Betreft: [klager] datum: 17 augustus 2007

De beroepscommissie als bedoeld in artikel 73, eerste lid, van de Penitentiaire beginselenwet (Pbw) heeft kennisgenomen van een bij het secretariaat van de Raad ingekomen beroepschrift van

[...], verder te noemen klager,

gericht tegen een op 20 april 2007 genomen beslissing van de selectiefunctionaris,

alsmede van de overige stukken, waaronder de beslissing waarvan beroep, alsmede de reactie van de raadsman van klager, mr. M.L.M. van den Bosch.

Op grond van haar onderzoek overweegt en beslist de beroepscommissie als volgt.

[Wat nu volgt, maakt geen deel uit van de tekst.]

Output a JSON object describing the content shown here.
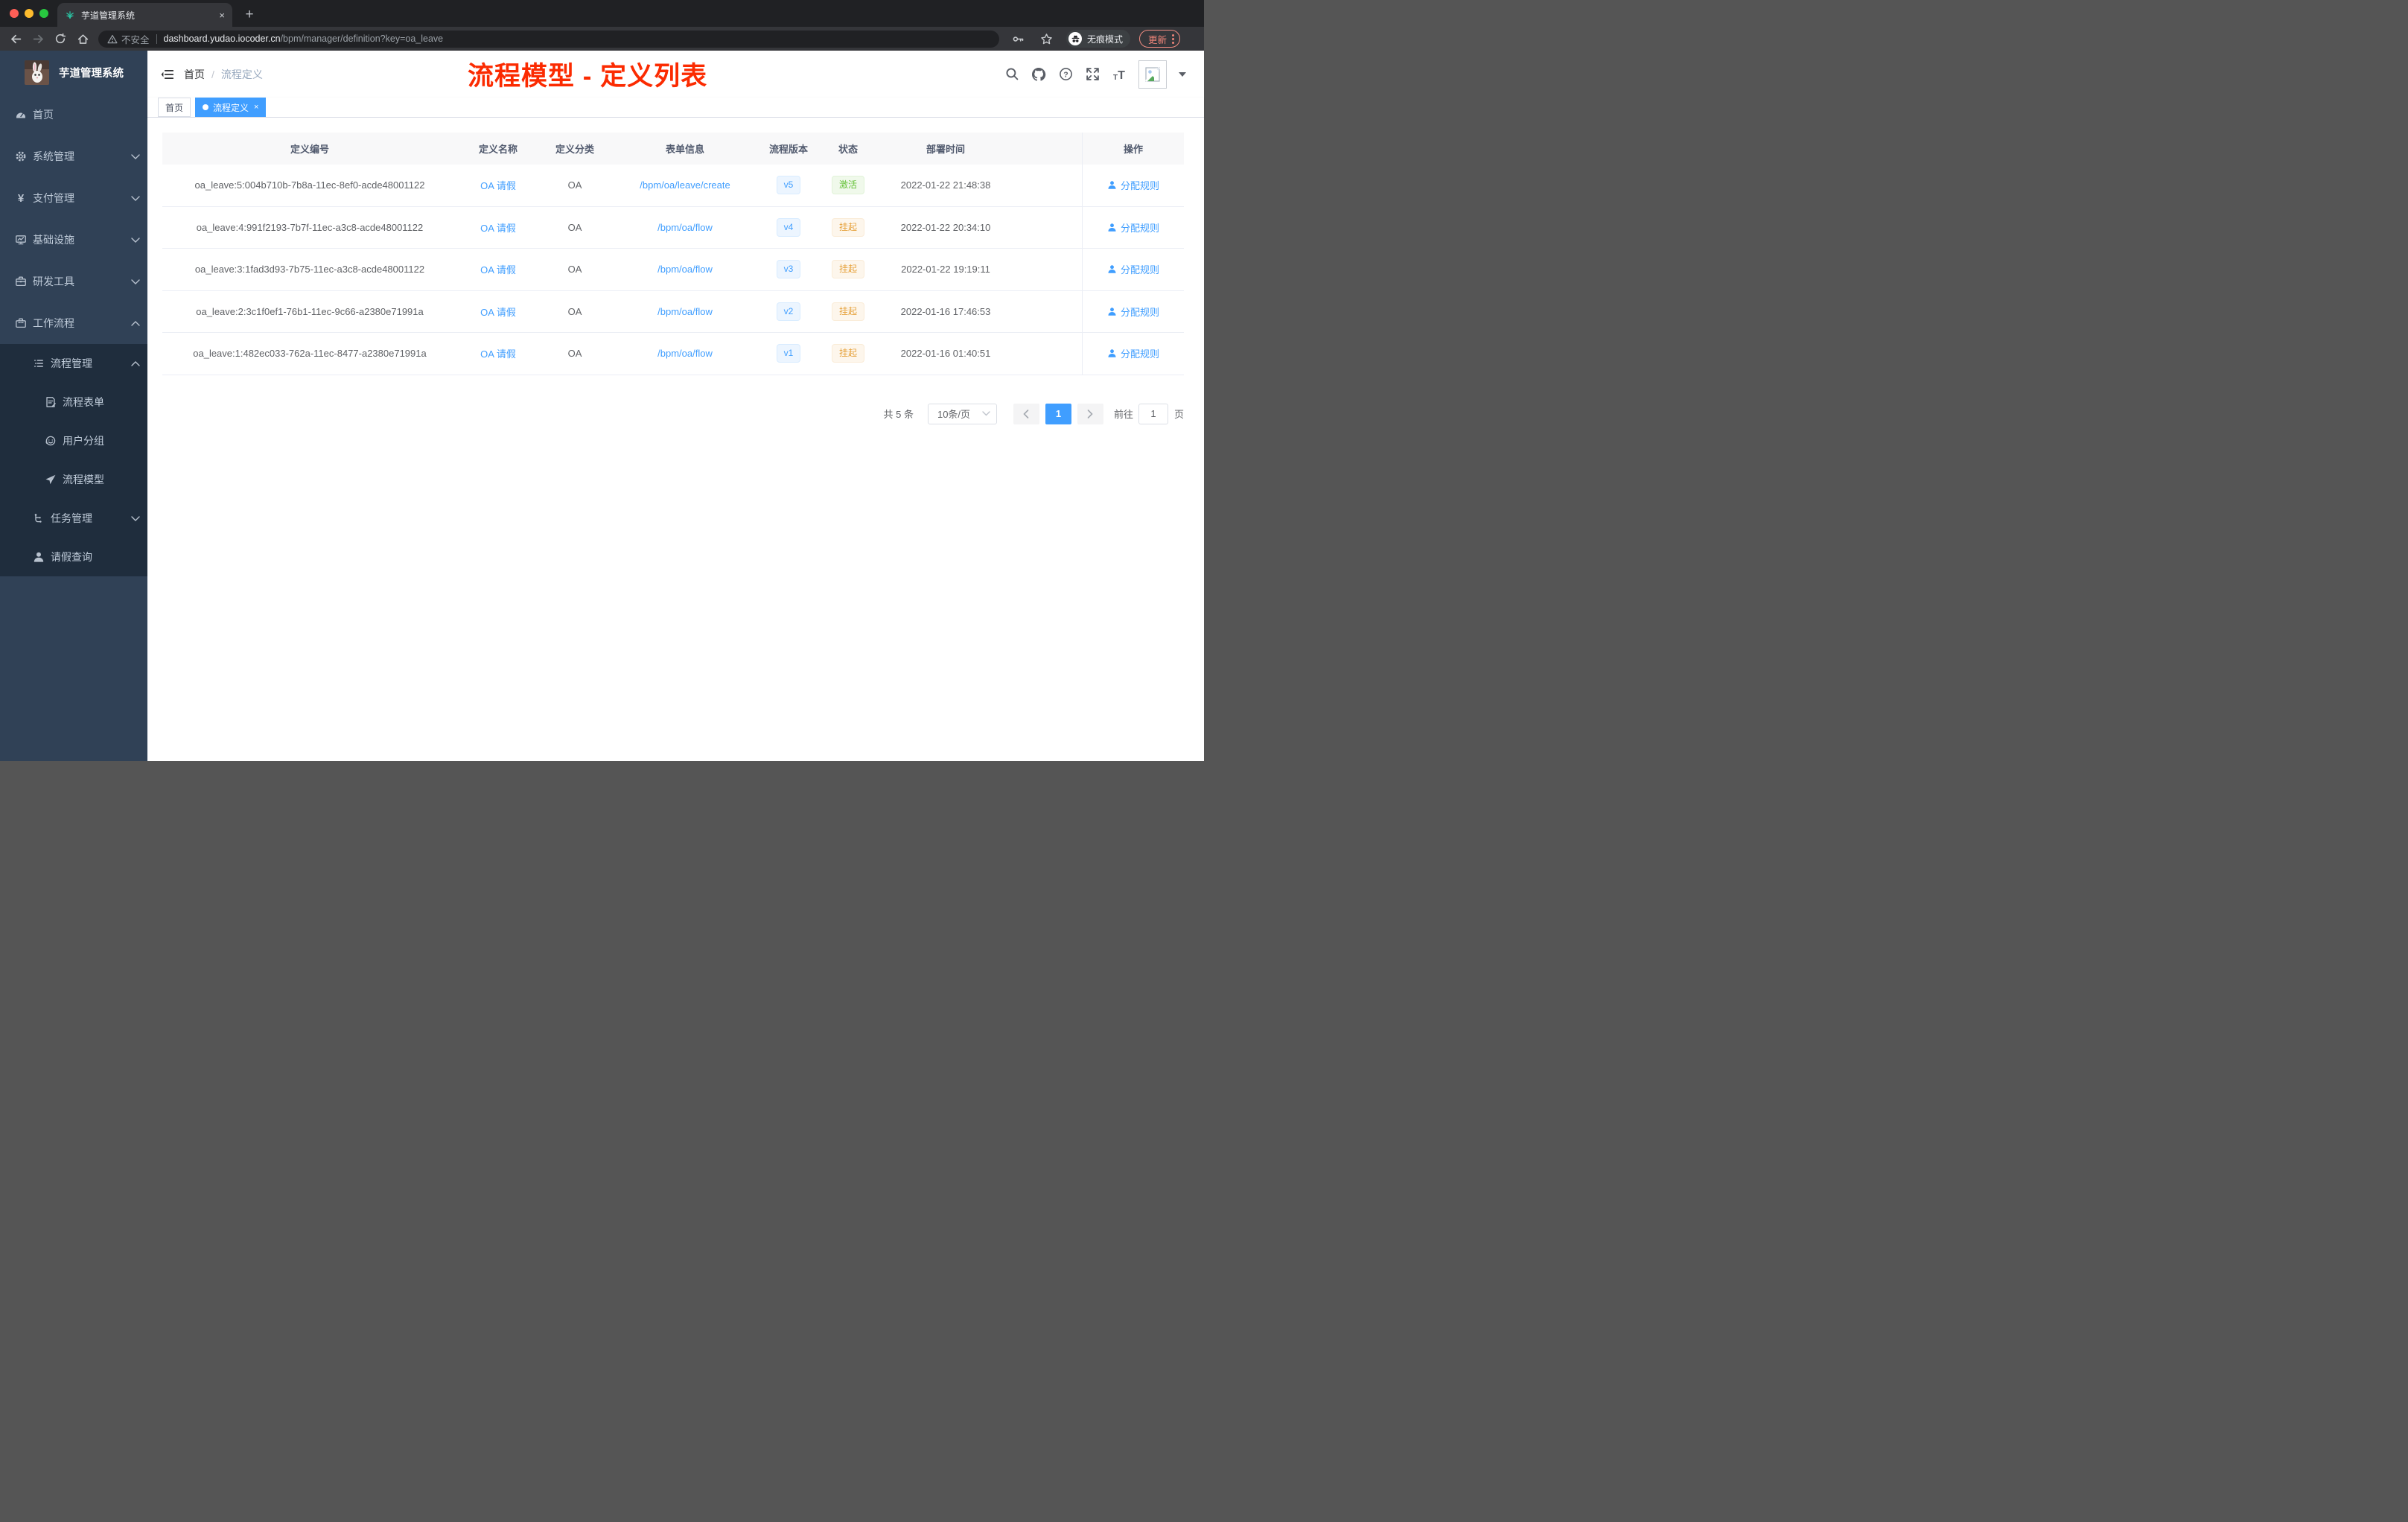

1. De inhoud van de bestreden beslissing
De selectiefunctionaris heeft het bezwaarschrift van klager gericht tegen de afwijzing van het verzoek tot deelname aan een penitentiair programma (p.p.) ongegrond verklaard.

2. De feiten
Klager is sedert 23 februari 2003 gedetineerd. Hij verblijft in de gevangenis Nieuw Vosseveld te Vught.

3. De standpunten
3.1. Door en namens klager is verzocht om het beroepschrift mondeling te mogen toelichten.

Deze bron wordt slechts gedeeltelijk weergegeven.